Asean cannot be indifferent to Myanmar situation, has collective duty to act: PM Lee

Leaders attending the Asean summit on the Myanmar crisis in Jakarta on April 24, 2021. PHOTO: INDONESIAN PRESIDENTIAL PALACE

SINGAPORE - Asean member states have a collective duty to uphold peace, security and stability in the region, and cannot be indifferent to what is happening in Myanmar, said Prime Minister Lee Hsien Loong on Saturday (April 24).

"Silence and inaction would undermine Asean's centrality, credibility and relevance," he said.

Speaking at a meeting of fellow Asean leaders in Jakarta, PM Lee said: "Daily news reports indicate fatalities and injuries so far have cumulatively added up to hundreds, if not in the thousands. There is also a worsening shortage of food, medical supplies and energy. The prospect of a humanitarian disaster is unfolding before us."

Asean members would like to help Myanmar and its people resolve these problems, he stressed, adding that the international community is also watching what Asean does.

"Asean's process and our engagements with external partners must continue," he added.

Six Asean leaders were present at Saturday's meeting, as was Myanmar's de facto leader Min Aung Hlaing, to discuss the situation in Myanmar where hundreds have been killed and thousands imprisoned following a military coup on Feb 1.

Philippine President Rodrigo Duterte was represented by Foreign Affairs Secretary Teodoro Locsin Jr, while Thai PM Prayut Chan-o-cha and Laotian PM Phankham Viphavanh sent their respective foreign ministers - Mr Don Pramudwinai and Mr Saleumxay Kommasith.

PM Lee highlighted six key points for the path forward, that the other leaders made on Saturday.

1. A cessation of violence in Myanmar.

2. The release of all political detainees.

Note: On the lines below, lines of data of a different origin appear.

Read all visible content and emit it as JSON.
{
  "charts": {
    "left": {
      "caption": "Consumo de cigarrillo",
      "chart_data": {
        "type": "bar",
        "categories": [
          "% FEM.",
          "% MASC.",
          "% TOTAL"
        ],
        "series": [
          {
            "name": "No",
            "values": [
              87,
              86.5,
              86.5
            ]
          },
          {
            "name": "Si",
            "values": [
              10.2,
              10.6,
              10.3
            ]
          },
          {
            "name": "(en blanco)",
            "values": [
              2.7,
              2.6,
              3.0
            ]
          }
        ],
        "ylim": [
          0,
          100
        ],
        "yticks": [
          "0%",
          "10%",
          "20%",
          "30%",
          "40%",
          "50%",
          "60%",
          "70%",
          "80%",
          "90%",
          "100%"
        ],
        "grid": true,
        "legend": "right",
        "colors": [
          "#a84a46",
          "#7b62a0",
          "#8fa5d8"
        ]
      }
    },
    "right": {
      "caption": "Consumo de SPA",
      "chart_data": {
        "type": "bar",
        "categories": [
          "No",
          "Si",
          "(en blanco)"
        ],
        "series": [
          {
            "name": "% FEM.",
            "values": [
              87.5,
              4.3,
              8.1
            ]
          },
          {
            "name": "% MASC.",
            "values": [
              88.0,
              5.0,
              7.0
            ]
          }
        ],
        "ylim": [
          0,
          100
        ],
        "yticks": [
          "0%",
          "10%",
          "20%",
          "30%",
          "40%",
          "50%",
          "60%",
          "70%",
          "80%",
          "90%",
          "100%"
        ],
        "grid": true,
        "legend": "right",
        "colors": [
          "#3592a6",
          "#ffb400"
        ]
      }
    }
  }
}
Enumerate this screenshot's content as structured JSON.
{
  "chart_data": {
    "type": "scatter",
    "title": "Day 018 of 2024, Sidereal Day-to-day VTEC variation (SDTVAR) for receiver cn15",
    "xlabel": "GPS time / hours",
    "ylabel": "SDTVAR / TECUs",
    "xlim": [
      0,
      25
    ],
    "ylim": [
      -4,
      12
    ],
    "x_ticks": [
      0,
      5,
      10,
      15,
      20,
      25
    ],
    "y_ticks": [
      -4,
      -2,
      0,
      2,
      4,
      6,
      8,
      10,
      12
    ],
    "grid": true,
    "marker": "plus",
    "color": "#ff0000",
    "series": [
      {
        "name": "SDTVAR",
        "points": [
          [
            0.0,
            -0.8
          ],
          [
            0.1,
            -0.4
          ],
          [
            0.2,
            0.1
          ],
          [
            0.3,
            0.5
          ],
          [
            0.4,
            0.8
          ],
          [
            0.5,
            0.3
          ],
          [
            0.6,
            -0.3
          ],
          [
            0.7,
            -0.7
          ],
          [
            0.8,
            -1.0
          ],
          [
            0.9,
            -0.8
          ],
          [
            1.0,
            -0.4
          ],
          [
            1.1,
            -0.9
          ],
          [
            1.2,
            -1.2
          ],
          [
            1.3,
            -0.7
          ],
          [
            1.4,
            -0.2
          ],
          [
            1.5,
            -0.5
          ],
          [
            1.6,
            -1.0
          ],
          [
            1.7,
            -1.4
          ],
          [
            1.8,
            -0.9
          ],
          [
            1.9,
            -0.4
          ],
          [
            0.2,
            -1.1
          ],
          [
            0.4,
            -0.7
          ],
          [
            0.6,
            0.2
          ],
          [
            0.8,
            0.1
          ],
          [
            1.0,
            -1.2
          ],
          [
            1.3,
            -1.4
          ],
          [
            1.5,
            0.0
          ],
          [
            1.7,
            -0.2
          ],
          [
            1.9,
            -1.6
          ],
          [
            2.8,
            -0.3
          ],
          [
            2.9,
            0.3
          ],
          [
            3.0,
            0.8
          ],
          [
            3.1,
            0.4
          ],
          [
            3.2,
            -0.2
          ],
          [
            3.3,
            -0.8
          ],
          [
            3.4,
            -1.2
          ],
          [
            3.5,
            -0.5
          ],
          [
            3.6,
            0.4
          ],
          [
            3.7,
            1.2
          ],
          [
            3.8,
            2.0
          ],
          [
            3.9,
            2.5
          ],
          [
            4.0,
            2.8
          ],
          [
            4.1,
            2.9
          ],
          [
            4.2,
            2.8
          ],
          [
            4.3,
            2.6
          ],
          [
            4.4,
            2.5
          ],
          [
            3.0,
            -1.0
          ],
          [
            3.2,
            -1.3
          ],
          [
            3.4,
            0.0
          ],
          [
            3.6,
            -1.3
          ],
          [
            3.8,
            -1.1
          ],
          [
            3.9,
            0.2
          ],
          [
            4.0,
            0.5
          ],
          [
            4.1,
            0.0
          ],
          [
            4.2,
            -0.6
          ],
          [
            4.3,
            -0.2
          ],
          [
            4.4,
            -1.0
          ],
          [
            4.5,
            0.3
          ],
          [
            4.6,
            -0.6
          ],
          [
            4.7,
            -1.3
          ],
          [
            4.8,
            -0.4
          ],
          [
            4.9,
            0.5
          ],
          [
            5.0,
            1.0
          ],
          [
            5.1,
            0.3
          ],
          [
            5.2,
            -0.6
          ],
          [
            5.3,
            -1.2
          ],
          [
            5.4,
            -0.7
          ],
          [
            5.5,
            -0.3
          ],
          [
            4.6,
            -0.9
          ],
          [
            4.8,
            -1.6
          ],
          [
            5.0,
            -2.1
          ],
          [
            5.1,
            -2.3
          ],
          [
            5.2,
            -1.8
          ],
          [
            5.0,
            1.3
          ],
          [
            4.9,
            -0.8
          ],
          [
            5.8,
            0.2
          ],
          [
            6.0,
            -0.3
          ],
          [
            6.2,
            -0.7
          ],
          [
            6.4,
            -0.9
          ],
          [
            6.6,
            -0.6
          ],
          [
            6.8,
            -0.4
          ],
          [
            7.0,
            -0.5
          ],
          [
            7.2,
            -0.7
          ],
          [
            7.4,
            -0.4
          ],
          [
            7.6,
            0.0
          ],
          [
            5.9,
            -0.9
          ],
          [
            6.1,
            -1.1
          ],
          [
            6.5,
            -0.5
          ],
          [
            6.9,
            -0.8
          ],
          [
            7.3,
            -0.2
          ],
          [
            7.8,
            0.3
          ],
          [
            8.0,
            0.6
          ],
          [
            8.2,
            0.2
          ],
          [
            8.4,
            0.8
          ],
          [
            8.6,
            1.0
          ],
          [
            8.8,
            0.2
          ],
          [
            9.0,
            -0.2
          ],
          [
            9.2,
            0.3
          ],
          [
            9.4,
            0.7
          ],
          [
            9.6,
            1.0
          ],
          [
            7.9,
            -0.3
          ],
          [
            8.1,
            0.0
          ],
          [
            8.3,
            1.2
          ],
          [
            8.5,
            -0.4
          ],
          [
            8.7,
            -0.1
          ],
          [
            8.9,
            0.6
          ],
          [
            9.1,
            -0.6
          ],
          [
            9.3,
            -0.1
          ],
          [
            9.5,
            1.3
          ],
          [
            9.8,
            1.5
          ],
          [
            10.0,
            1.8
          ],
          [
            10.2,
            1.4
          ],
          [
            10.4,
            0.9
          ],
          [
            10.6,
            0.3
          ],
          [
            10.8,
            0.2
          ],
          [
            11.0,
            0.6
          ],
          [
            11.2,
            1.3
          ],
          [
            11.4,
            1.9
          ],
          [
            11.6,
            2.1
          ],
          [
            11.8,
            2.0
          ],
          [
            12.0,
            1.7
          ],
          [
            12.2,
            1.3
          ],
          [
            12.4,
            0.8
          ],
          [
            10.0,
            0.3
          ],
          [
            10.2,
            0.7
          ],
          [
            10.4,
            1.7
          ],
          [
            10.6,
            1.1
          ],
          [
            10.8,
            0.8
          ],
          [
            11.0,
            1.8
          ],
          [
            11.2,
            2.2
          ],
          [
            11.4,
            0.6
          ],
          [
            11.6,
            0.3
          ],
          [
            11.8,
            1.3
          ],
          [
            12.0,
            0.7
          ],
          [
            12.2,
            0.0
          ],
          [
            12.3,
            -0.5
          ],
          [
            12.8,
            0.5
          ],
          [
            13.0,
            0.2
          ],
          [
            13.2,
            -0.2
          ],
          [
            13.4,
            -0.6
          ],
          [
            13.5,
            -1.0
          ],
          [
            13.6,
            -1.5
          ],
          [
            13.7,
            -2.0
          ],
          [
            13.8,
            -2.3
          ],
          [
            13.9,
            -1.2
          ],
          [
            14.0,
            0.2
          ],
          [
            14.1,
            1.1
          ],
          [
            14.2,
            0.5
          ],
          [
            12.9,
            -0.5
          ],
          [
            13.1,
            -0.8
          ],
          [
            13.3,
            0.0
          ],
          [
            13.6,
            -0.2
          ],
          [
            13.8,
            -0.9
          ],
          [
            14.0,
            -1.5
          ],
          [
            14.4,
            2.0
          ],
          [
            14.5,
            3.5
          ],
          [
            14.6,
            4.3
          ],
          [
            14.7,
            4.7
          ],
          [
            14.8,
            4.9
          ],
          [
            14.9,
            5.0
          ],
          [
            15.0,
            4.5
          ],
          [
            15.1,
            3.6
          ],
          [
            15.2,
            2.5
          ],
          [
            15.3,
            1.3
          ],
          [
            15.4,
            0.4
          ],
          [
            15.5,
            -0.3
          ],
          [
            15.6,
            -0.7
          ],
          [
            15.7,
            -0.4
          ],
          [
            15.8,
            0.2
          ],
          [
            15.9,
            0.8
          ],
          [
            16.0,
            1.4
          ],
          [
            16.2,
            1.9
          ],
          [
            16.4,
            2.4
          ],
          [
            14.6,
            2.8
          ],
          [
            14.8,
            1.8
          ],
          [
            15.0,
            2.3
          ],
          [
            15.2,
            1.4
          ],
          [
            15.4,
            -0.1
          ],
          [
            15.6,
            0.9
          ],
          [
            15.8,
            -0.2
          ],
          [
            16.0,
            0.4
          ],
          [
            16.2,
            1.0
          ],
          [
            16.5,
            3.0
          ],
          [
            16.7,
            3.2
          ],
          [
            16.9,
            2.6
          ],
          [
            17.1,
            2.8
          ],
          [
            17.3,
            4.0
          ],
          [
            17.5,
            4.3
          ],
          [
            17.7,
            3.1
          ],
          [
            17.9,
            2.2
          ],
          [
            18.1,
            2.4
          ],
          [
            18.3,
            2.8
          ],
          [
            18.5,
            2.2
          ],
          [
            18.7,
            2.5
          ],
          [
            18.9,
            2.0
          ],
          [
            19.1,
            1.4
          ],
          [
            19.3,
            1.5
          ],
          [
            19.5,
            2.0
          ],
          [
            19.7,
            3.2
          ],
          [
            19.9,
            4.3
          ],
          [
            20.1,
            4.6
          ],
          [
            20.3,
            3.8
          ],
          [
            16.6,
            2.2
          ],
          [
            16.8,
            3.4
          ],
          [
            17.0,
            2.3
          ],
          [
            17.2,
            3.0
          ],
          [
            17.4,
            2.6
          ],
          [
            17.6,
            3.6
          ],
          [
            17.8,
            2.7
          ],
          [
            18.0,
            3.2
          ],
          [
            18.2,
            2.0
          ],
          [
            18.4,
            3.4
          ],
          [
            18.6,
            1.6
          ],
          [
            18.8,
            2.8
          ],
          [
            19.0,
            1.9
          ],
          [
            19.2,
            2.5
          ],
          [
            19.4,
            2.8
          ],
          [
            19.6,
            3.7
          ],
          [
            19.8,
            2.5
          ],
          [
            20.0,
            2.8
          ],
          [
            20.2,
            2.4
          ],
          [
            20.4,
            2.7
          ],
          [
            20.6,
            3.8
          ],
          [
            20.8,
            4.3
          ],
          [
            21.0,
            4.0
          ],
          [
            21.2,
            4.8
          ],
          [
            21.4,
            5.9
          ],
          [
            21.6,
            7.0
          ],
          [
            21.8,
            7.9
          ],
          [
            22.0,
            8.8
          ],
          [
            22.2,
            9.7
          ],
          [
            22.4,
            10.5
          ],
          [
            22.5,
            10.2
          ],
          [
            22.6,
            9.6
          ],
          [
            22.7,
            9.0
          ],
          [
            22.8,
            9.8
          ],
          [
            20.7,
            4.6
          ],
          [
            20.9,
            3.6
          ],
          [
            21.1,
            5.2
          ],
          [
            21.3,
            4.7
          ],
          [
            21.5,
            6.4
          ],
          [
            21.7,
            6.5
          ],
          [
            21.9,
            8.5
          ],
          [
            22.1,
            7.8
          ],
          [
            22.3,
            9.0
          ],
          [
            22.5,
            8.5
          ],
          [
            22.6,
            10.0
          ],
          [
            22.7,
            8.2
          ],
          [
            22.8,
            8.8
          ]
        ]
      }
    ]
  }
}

3. A resumption of political dialogue among all key stakeholders.

4. Asean having to play a constructive role.

5. Facilitating a visit by an Asean delegation.

6. Facilitating humanitarian assistance, led by Asean and involving others.

In his speech, PM Lee reiterated that Singapore strongly opposes the use of lethal force against unarmed civilians under any circumstances.

He called on the military authorities in Myanmar to exercise restraint and stop further bloodshed and violence, as well as to de-escalate the political situation by immediately releasing all political detainees - including ousted President Win Myint and State Counsellor Aung San Suu Kyi.

"This would be the first step towards the resumption of constructive dialogue among the key stakeholders, with the view of reconciliation and the return to stability in Myanmar," Mr Lee said.

The Prime Minister also noted that Asean and the wider international community - including the United Nations - have offered to help facilitate the resumption of political dialogue and national reconciliation.

An Asean delegation should be allowed to visit Myanmar to facilitate these discussions, he said, adding that UN special envoy Christine Schraner Burgener should also be permitted to visit. "She has over the past three years demonstrated her commitment to reach out and listen to all parties, and to find a way forward," he added.

"Any solution that returns Myanmar to the path of democratic transition must involve both the Tatmadaw, which has always been a key institution in Myanmar's body politic, and also the National League for Democracy (NLD), which commands popular support," PM Lee said.

The Tatmadaw refers to the Myanmar military, which instigated February's coup after Ms Suu Kyi's NLD won an election in November. The junta justified its action by claiming electoral fraud.

Myanmar's Senior General Min Aung Hlaing arriving at the Asean leaders' meeting on the Myanmar crisis in Jakarta on April 24, 2021. PHOTO: INDONESIAN PRESIDENTIAL PALACE

Meanwhile, the Asean Coordinating Centre for Humanitarian Assistance on disaster management, or AHA Centre, is ready to help, as are UN humanitarian agencies and other aid groups, he said.

PM Lee also emphasised that Asean has stood by Myanmar in the past, and will continue to do so now.

In the early 2000s, when other countries imposed sanctions on Myanmar, Singapore and Asean maintained open and constructive dialogue with its leaders. They also supported Myanmar on its seven-step roadmap to democracy, which resulted in an elected government taking power in 2015, and the return of Myanmar to the community of nations.

"We hope this time Myanmar will again reciprocate Asean's goodwill and good intentions, and work with Asean to find a path forward," he said.

Ultimately, Myanmar's future must be determined by its own people, Mr Lee added. "But Asean can, and wishes to, play a constructive role to facilitate a durable and peaceful negotiated political solution and Myanmar's return to normalcy and stability.

"Today's meeting is a significant step to doing so," he said.